Total Recall : Mémoires programmées

Réalisé par Len Wiseman

Avec Colin Farrell, Kate Beckinsale, Jessica Biel
Pays:  Canada,   États-Unis
Genres : Action, Aventure, Science Fiction, Thriller
Durée : 2 h 01 min
Année de production : 2012
6.5/10

Remaké le chef d’œuvre de Paul Verhoeven semble un challenge difficile pour Wiseman, surtout que l’original est à la fois réussi et devenu culte dans nos esprits. Ce remake tient assez mal la comparaison avec l’original, l’histoire s’en éloigne et le comportement de Douglas Quaid est totalement aseptisé.

Les concepts de rêve et de réalité ne semblent pas véritablement intéresser Wiseman qui privilégie plus l’action et les rebondissements que le sens de l’histoire de Total Recall. L’inventivité du premier n’est plus, le doute non plus et le film se résume qu’à une grande course poursuite. Cela dit ça envoie quand même du lourd, et on ne s’ennuie pas. Quelques éléments viennent cependant nous faire un petit clin d’œil, comme la mythique femme aux trois seins, ou la vieille rousse campé dans l’original par Arnold Schwarzenegger.

Inspirés de l’univers de Philipe K. Dick, les décors décoiffe. C’est simplement fabuleux, on est dans du Minority Report mais en plus sombre et plus sale. La vision du futur est réaliste et les effets spéciaux font honneurs à cette vision avec un travail détaillé et soigné. Cependant je reste déçu de ne pas avoir redécouvert le monde de la planète rouge (Mars).
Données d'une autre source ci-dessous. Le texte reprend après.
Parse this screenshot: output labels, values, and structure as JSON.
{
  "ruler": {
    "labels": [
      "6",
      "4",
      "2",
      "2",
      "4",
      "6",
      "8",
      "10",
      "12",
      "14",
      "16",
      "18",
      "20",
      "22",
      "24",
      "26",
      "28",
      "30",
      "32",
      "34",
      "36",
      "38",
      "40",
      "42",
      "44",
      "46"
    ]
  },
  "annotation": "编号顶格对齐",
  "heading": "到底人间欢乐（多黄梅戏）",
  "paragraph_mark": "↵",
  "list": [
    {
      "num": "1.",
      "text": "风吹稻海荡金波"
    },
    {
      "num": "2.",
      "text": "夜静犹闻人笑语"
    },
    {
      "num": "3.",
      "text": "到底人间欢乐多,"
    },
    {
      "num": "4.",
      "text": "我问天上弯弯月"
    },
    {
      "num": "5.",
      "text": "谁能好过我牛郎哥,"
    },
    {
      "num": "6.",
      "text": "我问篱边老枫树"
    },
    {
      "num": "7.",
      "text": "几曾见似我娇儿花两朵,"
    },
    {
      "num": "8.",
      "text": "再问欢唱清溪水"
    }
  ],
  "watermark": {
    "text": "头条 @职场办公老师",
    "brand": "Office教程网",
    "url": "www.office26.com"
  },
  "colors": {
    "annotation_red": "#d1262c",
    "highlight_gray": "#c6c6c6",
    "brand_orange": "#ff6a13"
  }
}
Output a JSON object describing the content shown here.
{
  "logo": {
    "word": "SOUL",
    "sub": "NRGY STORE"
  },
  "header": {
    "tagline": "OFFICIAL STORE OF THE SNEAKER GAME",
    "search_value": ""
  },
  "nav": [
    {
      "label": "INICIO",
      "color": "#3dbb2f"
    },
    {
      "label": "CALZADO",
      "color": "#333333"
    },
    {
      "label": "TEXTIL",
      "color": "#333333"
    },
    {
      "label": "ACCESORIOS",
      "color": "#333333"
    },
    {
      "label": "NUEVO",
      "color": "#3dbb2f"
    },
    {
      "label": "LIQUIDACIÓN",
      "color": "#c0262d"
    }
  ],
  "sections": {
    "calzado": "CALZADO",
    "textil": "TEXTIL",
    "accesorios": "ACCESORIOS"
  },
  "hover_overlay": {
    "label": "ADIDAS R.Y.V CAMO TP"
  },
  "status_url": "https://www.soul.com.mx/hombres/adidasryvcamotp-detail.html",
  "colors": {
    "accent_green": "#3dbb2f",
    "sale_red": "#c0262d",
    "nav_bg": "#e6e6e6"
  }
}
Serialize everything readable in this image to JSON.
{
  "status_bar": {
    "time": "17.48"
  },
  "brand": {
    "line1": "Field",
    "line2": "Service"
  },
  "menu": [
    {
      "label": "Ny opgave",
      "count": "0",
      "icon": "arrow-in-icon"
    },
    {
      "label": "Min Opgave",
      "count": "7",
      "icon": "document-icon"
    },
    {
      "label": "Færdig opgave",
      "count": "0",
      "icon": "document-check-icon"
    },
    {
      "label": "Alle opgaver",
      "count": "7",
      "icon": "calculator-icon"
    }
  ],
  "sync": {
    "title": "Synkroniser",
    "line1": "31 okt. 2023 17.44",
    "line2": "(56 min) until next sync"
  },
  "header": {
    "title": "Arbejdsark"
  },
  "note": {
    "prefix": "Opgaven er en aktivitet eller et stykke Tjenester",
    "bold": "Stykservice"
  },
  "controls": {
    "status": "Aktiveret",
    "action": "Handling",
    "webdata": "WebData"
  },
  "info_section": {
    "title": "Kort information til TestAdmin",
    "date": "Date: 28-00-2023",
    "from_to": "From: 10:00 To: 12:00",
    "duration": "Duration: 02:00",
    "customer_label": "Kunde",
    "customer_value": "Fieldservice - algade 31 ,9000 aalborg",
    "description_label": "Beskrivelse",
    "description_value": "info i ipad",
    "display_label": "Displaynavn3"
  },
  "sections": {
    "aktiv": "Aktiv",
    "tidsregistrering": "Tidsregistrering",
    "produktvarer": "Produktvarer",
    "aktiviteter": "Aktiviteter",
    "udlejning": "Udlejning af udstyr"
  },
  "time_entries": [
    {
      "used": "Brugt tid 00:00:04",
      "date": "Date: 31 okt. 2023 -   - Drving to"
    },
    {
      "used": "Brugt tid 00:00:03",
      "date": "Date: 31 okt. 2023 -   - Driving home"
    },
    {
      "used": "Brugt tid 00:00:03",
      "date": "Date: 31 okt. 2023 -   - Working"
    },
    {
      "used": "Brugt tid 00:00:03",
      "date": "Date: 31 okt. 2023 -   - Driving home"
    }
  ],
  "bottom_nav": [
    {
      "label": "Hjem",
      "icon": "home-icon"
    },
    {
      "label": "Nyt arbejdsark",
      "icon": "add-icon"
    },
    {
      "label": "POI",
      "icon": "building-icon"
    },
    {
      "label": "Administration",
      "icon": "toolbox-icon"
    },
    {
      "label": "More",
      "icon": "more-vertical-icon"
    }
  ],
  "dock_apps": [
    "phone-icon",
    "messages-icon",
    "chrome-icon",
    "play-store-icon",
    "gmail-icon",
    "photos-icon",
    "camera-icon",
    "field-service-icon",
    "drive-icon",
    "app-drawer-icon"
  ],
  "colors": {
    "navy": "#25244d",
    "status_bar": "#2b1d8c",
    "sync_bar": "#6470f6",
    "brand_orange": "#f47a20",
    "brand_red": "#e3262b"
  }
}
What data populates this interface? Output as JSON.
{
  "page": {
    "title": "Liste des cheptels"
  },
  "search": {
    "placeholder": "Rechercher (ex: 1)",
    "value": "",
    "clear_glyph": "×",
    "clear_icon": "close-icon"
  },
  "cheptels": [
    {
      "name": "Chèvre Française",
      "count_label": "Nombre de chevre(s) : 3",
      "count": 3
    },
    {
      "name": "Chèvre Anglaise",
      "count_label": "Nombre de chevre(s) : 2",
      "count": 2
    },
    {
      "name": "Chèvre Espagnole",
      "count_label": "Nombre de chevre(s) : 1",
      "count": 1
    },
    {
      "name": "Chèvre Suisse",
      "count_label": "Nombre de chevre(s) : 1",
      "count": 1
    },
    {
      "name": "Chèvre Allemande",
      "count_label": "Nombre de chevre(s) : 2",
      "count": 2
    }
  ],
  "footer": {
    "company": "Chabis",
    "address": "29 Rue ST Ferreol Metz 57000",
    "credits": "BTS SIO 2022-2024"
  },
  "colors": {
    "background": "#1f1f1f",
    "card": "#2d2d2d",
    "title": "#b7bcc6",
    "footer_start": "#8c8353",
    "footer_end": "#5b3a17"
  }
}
Colin Farell fait du Colin, il est très bien dans son rôle même si il était plus persuasif dans le doute dans La recrue. Faute certainement à un scénario bâclé. Jessica Biel est sympathique à voir à l’écran, mais ne brillera pas autant que la magnifique Kate Bekinsale, aussi belle que charismatique. Elle tient son rôle fort à merveille. Bryan Cranston, à lui aussi les épaules pour tenir son rôle mais malheureusement est assez vite oublié dans l’intrigue en tant que méchant.

Au final ce remake perd toute son originalité pour devenir une œuvre conventionnelle. C’est beau, c’est fun mais ça manque de teneur scénaristique et de psychologie.